Spring GraphQL has its own observation package.

GraphQL Java has its own instrumentation package.

Apollo GraphQL has its own tracing extensions, in this case it'd even be possible to create synthethic transactions and spans out of the tracing extension.

Changes in the product may be necessary, e.g. if request.api_target is set to graphql, the request.data and contexts.response.data should do syntax highlighting.

Performance issues can be created for GraphQL transactions and spans, for example, N+1, query complexity, etc.

Client

GraphQL Performance for Clients is very similar to the implementation for Servers, the difference is that you'll create a span instead of a transaction.

Spans don't contain the request and response interfaces, but set the span description similarly to the transaction description.

Breadcrumbs should be added for each GraphQL operation (resolvers, data loaders, etc), if possible.

The Breadcrumb type should be graphql and the category should be the operation type, otherwise graphql.operation if not available.

Additional fields for breadcrumbs:

  • data (all fields are optional but recommended):
    • operation_name - The GraphQL operation name
    • operation_type - The GraphQL operation type, i.e: query, mutation, subscription
    • operation_id - The GraphQL operation ID

Avoid setting the query String as part of the data field since the event can be dropped due to size limit.
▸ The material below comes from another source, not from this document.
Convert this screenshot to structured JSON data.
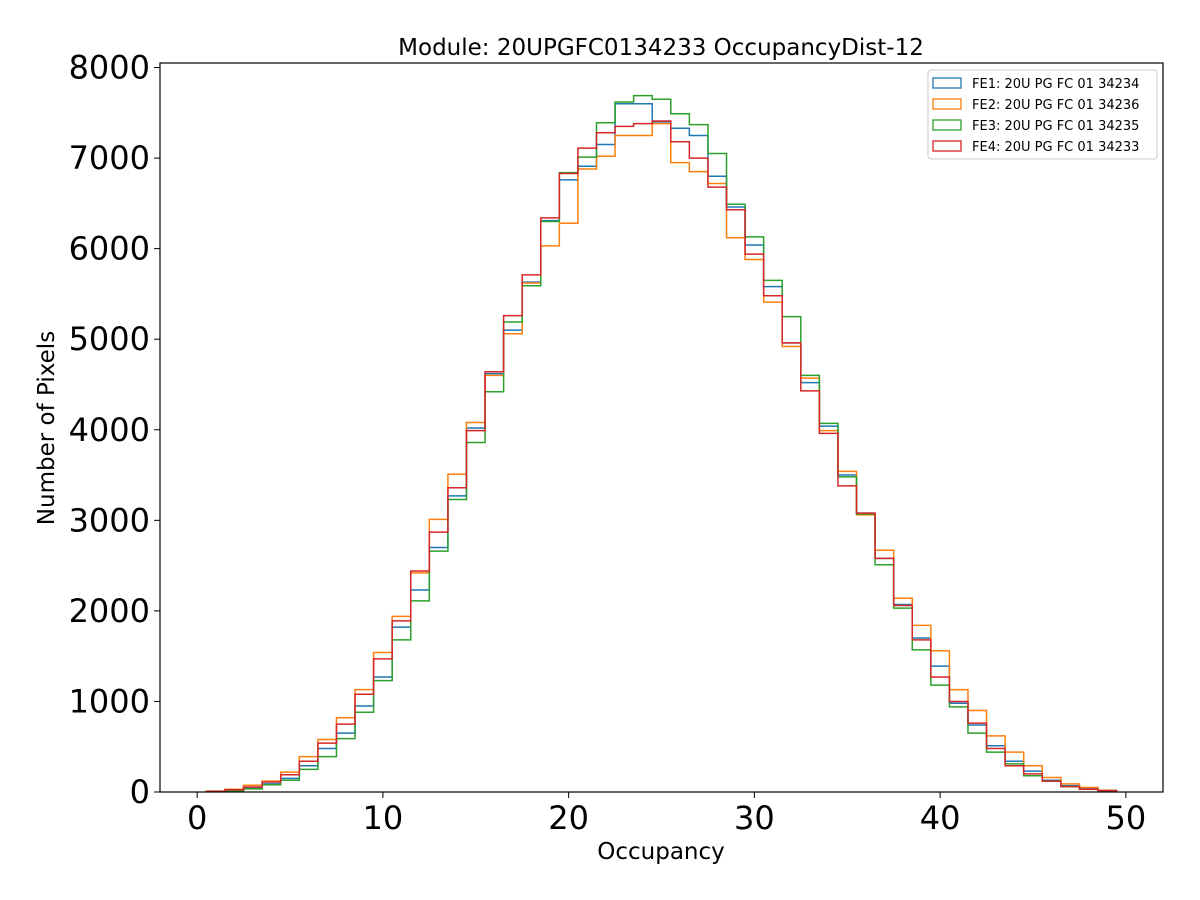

In case more additional fields are needed, the data field can be used to add more context, e.g. graphql.path, graphql.field, graphql.type, etc.

The category can also be adapted to its own type, e.g. graphql.resolver, graphql.data_loader, etc.

For resolvers or data fetchers a breadcrumb could have the following fields:

  • type = graphql
  • category = graphql.fetcher
  • path - Path in the query, e.g. project/status
  • field - Field being fetched, e.g. status
  • type - Type being fetched, e.g. String
  • object_type - Object type being fetched, e.g. Project

For data loaders a breadcrumb could have the following fields:

  • type = graphql
  • category = graphql.data_loader
  • keys - Keys that should be loaded by the data loader
  • key_type - Type of the key
  • value_type - Type of the value
  • name - Name of the data loader

If there are hooks available and the transport layer is also instrumented (e.g. Apollo Interceptors for GraphQL and Spring), the SDK should give preference to the layer that has more information and avoid creating duplicate breadcrumbs, or merge the information, if possible.

Attaching Request Body in Server SDKs

Ability for the SDK to attach request body to events and triggered during the execution of request.

User should be able to set a configuration option maxRequestBodySize to instruct SDK how big requests bodies should be attached. SDK controls what is an actual size in bytes for each option:

  • none (default)
  • small - 1000 bytes
  • medium - 10000 bytes
  • always

Log context

Some logging frameworks provide an option to set logging context. In Java this is called MDC (Mapped Diagnostic Context).

Users should be able to set a list of logging context entries in a configuration option contextTags to tell the SDK to convert the entries to Sentry tags.